Não devemos confundir o dolo nos atos ou negócios jurídicos com o dolo no Direito Penal. No penal é doloso o crime "quando o agente quis resultado ou assumiu o risco de produzi-lo" (art. 18, I, do Código Penal). É importante saber que, sendo o dolo um ato ilícito, tal ilicitude pode tipificar crime, e daí ocorrer que o dolo civil seja também dolo criminal, acarretando procedimentos paralelos, com pontos de contato entre ambos os juízos.

No campo do Direito Civil, o dolo, tem o condão de anular o negócio jurídico (arts. 145 e 171). Podendo ocorrer por um único ato ou por série de atos para atingir-se a finalidade ilícita do declarante, perfazendo uma conduta dolosa.

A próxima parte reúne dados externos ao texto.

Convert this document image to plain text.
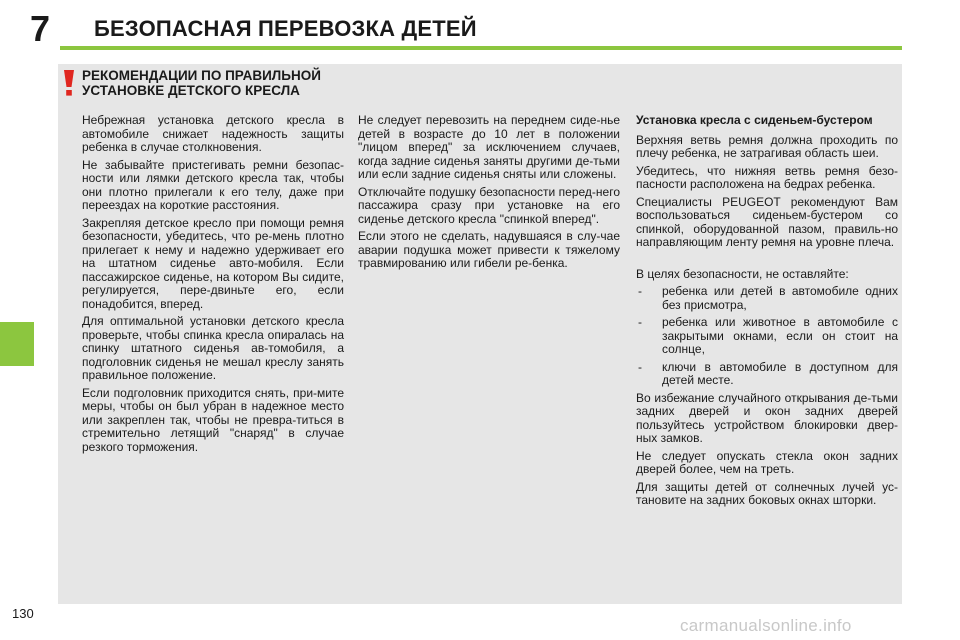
7 БЕЗОПАСНАЯ ПЕРЕВОЗКА ДЕТЕЙ
РЕКОМЕНДАЦИИ ПО ПРАВИЛЬНОЙ
УСТАНОВКЕ ДЕТСКОГО КРЕСЛА

Небрежная установка детского кресла в автомобиле снижает надежность защиты ребенка в случае столкновения.

Не забывайте пристегивать ремни безопас-ности или лямки детского кресла так, чтобы они плотно прилегали к его телу, даже при переездах на короткие расстояния.

Закрепляя детское кресло при помощи ремня безопасности, убедитесь, что ре-мень плотно прилегает к нему и надежно удерживает его на штатном сиденье авто-мобиля. Если пассажирское сиденье, на котором Вы сидите, регулируется, пере-двиньте его, если понадобится, вперед.

Для оптимальной установки детского кресла проверьте, чтобы спинка кресла опиралась на спинку штатного сиденья ав-томобиля, а подголовник сиденья не мешал креслу занять правильное положение.

Если подголовник приходится снять, при-мите меры, чтобы он был убран в надежное место или закреплен так, чтобы не превра-титься в стремительно летящий "снаряд" в случае резкого торможения.

Не следует перевозить на переднем сиде-нье детей в возрасте до 10 лет в положении "лицом вперед" за исключением случаев, когда задние сиденья заняты другими де-тьми или если задние сиденья сняты или сложены.

Отключайте подушку безопасности перед-него пассажира сразу при установке на его сиденье детского кресла "спинкой вперед".

Если этого не сделать, надувшаяся в слу-чае аварии подушка может привести к тяжелому травмированию или гибели ре-бенка.

Установка кресла с сиденьем-бустером

Верхняя ветвь ремня должна проходить по плечу ребенка, не затрагивая область шеи.

Убедитесь, что нижняя ветвь ремня безо-пасности расположена на бедрах ребенка.

Специалисты PEUGEOT рекомендуют Вам воспользоваться сиденьем-бустером со спинкой, оборудованной пазом, правиль-но направляющим ленту ремня на уровне плеча.

В целях безопасности, не оставляйте:

- ребенка или детей в автомобиле одних без присмотра,
- ребенка или животное в автомобиле с закрытыми окнами, если он стоит на солнце,
- ключи в автомобиле в доступном для детей месте.

Во избежание случайного открывания де-тьми задних дверей и окон задних дверей пользуйтесь устройством блокировки двер-ных замков.

Не следует опускать стекла окон задних дверей более, чем на треть.

Для защиты детей от солнечных лучей ус-тановите на задних боковых окнах шторки.

130
carmanualsonline.info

Para que se configure o dolo, são necessários três requisitos. O primeiro é a intenção de prejudicar por parte de quem o pratica. Segundo diz respeito aos artifícios fraudulentos utilizado pela parte que age com dolo.

Erro e Dolo

O erro mostra-se à vista de todos, da mesma forma que o dolo, ou seja, como representação errônea da realidade. A diferença reside no ponto que no erro o vício da vontade decorre de íntima convicção do agente, enquanto no dolo há o induzimento ao erro por parte do declaratário ou de terceiro. Como costumeiramente diz a doutrina: o dolo surge provocado, o erro é espontâneo (RT 557/161).

O dolo, na verdade, é tomado em consideração pela lei, em virtude do erro que provoca na mente do agente.

Conforme dispositivos legais, assim como existe erro essencial e erro acidental, há dolo principal ou essencial e dolo incidente, com iguais conseqüências; os primeiros implicam a anulabilidade e os segundos, não. O dolo essencial, assim como erro essencial, são aqueles que afetam diretamente à vontade, sem os quais o negócio jurídico não teria sido realizado, a mera alegação de erro é suficiente para anular o negócio.

Dolo, sua distinção de erro.

Planiol (Traité..., cit., v.1.n.283), que reconhece a semelhança entre os dois vícios e aponta, a importância em distingui - los:

Casos há em que a mera alegação do erro bastaria para conduzir o julgador a decretar a anulação do ato. Mas a prova do erro não é fácil, de modo que a vítima poderá caracteriza – lo mostrando o artifício doloso a que o outro contratante recorreu para ludibria - lá. E é menos difícil evidenciar o embuste derivado do dolo do que demonstrar que o consentimento se inspirou num pensamento secreto e errado.

O erro sobre o motivo do ato não defere ação de anulação. Mas, se tal motivo foi gerado pelo dolo do outro contratante, o negócio é anulável por dolo, embora não o fosse por erro.

Dolo e Fraude

A fraude é processo astucioso e ardiloso tendente a burlar a lei ou convenção preexistente ou futura. Já o dolo, surge concomitantemente ao negócio e tem como objetivo enganar o próximo. O dolo tem em mira o declaratário do negócio. A fraude tem em vista burlar dispositivo de lei ou número indeterminado de terceiros que travam contato com o fraudador. A fraude geralmente visa à execução do negócio, enquanto o dolo visa à sua própria conclusão.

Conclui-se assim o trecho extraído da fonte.